Xiaxue ended her post by advising GushCloud influencers to withdraw their money, terminate their contract and publicly announce that they are no longer associated with them. She even offered legal advice to those who are in need of it by asking them to e-mail her.
Four hours after Xiaxue’s post, Gushcloud announced that it is exploring legal options on Xiaxue’s post. In an Instagram post, it asserted that the article was inaccurate. It also said that it believed that the blogpost was calculated to disparage and injure its reputation. It also attempted to rally its supporters with the hashtag #FaithinGushCloud.
Gushcloud’s co-founder, Ms Althea Lim also penned a personal statement to Xiaxue, refuting the allegations to be “far from the truth”. She also questioned Xiaxue’s ulterior motives, reminding readers that she is a stakeholder and/or a shareholder in Nuffnang, Gushcloud’s rival.
Ms Lim also refuted the allegation of bought YouTube views, by posting two pictures of statistics from YouTube’s Google Analytics.
The peaks indicate spikes in video views. Ms Lim also noted the spikes on weekends.

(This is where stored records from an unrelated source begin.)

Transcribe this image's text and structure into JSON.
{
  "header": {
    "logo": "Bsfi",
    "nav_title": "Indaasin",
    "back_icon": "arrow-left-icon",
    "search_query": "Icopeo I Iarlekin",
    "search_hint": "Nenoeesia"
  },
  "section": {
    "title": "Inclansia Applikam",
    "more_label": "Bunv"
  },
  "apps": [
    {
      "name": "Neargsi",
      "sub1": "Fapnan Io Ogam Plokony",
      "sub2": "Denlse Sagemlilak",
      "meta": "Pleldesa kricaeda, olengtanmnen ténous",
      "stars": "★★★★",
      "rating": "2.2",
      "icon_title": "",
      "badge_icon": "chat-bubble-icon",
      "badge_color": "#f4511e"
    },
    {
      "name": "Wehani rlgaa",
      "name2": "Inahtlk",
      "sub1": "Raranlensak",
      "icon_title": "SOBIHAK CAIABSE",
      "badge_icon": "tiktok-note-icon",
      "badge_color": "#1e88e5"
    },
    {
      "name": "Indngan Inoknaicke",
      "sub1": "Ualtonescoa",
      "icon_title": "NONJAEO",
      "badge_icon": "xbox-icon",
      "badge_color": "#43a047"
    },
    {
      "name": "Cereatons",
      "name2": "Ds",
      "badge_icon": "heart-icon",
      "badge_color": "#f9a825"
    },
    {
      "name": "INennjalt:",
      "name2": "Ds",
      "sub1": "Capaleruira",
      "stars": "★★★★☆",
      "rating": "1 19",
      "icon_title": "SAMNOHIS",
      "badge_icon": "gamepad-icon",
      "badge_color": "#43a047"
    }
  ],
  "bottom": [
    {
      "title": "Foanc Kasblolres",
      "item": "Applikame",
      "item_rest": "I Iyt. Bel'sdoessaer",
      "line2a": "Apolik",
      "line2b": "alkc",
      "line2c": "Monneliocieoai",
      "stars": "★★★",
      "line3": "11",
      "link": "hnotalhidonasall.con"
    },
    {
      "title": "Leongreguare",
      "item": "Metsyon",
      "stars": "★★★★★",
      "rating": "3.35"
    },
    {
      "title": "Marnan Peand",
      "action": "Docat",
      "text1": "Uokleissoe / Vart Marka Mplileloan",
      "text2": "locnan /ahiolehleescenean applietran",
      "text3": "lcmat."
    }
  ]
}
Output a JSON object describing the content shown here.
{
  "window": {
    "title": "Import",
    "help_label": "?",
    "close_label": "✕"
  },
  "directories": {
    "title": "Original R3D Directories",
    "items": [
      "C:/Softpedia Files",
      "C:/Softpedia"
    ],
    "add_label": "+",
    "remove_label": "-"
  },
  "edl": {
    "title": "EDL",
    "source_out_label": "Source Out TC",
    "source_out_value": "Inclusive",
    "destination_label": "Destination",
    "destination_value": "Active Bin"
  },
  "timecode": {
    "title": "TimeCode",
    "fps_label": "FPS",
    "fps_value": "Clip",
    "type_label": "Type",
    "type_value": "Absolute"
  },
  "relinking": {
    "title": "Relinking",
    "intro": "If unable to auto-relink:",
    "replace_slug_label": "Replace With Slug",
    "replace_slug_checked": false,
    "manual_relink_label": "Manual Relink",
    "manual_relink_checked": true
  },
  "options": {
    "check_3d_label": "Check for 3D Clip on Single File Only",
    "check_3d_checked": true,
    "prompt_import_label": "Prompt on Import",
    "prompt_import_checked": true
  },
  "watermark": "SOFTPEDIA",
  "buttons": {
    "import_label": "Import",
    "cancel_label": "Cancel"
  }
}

She also noted that the tell-tale sign of bought views, with hits from countries like Russia and Afghanistan that occur as a sudden spike on a single day for a specific video, did not happen with Babe of All Trades. Also, 87% of views for it’s videos come from Singapore and Malaysia.
Before ending her statement, she noted that Xiaxue says ‘standing up to bullies is the right thing to do.” Ms Lim went on to accuse Xiaxue of using ‘bullying antics,’ not only against Gushcloud in her latest post but against many. She also accused Xiaxue of being a liar and challenged Xiaxue to sue her if she believed that she was wrong to say so.